A critique of cgi.escape

Mon Sep 25 11:49:52 EDT 2006

In article <1159196923.577648.192520 at i42g2000cwa.googlegroups.com>, and-google at doxdesk.com wrote:
>> I'm sorry, that's not good enough. How, precisely, would it break
>> "existing code"?
> 
> ('owdo Mr. Ribbens!)

Good afternoon Mr Glover ;-)

>     URI= 'http://www.oreilly.com/'
>     html= cgi.escape(text)
>     html= html.replace('O\'Reilly', '<a href="%s">O\'Reilly</a>' % URI)
> 
> Sure this may be rare, but it's what the documentation says, and
> changing it may not only fix things but also subtly break things in
> ways that are hard to detect.

I'm not sure about "subtly break things", but you're right that the
above code would break.

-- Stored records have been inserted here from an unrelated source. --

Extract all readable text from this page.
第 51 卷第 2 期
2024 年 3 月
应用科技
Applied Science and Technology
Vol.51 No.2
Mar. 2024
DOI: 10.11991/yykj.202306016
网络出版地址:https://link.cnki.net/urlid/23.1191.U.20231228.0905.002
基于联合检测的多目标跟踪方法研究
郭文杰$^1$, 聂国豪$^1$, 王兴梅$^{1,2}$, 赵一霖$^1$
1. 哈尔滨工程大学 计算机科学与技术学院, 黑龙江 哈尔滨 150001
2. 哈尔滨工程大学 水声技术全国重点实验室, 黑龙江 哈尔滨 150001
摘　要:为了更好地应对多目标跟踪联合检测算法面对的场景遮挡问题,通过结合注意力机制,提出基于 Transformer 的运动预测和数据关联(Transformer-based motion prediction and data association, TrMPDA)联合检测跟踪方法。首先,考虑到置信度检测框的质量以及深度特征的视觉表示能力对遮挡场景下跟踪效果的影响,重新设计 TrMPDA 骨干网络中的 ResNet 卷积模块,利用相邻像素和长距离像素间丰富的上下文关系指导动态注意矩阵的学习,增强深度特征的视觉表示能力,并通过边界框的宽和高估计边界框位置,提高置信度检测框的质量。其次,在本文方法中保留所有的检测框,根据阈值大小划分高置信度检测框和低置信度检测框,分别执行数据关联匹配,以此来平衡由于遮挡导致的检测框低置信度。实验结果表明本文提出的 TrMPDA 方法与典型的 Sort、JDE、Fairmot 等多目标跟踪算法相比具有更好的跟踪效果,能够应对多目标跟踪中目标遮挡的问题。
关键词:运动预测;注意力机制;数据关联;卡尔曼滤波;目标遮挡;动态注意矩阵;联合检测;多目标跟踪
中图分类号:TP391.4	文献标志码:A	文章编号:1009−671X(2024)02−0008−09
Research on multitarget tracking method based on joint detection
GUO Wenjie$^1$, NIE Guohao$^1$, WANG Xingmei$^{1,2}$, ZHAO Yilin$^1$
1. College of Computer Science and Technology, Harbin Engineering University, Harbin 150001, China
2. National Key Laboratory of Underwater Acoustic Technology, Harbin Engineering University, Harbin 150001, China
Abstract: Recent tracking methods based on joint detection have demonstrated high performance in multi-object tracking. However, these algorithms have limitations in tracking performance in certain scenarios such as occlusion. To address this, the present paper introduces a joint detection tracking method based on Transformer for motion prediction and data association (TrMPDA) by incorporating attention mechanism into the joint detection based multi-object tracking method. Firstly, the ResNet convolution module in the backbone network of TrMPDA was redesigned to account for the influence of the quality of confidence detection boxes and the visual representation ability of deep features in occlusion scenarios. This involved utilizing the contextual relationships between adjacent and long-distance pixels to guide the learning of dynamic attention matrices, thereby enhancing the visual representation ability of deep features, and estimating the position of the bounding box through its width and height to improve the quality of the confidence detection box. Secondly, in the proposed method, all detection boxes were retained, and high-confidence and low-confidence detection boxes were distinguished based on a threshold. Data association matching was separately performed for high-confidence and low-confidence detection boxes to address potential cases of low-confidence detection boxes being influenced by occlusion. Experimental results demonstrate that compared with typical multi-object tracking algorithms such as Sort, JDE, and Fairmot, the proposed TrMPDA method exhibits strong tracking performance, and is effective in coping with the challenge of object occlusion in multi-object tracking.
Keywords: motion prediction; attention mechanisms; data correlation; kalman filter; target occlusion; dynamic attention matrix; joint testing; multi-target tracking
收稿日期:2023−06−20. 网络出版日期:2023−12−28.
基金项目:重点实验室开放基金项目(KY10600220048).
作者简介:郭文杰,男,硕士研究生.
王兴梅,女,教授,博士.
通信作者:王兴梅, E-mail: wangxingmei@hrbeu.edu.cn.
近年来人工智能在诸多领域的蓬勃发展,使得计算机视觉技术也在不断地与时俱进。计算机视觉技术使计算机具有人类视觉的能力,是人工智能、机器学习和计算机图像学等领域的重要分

I could argue that it's broken already,
(since it's doing a plain-text search on HTML data) but given
real-world considerations it's reasonable enough that I won't be that
pedantic ;-)

> I personally think the entire function should be deprecated, firstly
> because it's insufficient in some corner cases (apostrophes as you
> pointed out, and XHTML CDATA), and secondly because it's in the wrong
> place: HTML-escaping is nothing to do with the CGI interface. A good
> template library should deal with escaping more smoothly and correctly
> than cgi.escape. (It may be able to deal with escape-or-not-bother and
> character encoding issues automatically, for example.)

I agree that in most situations you should probably be using a
template library, but sometimes a simple CGI-and-manual-HTML system
suffices, and I think (a fixed version of) cgi.escape should exist at
a low level of the web application stack.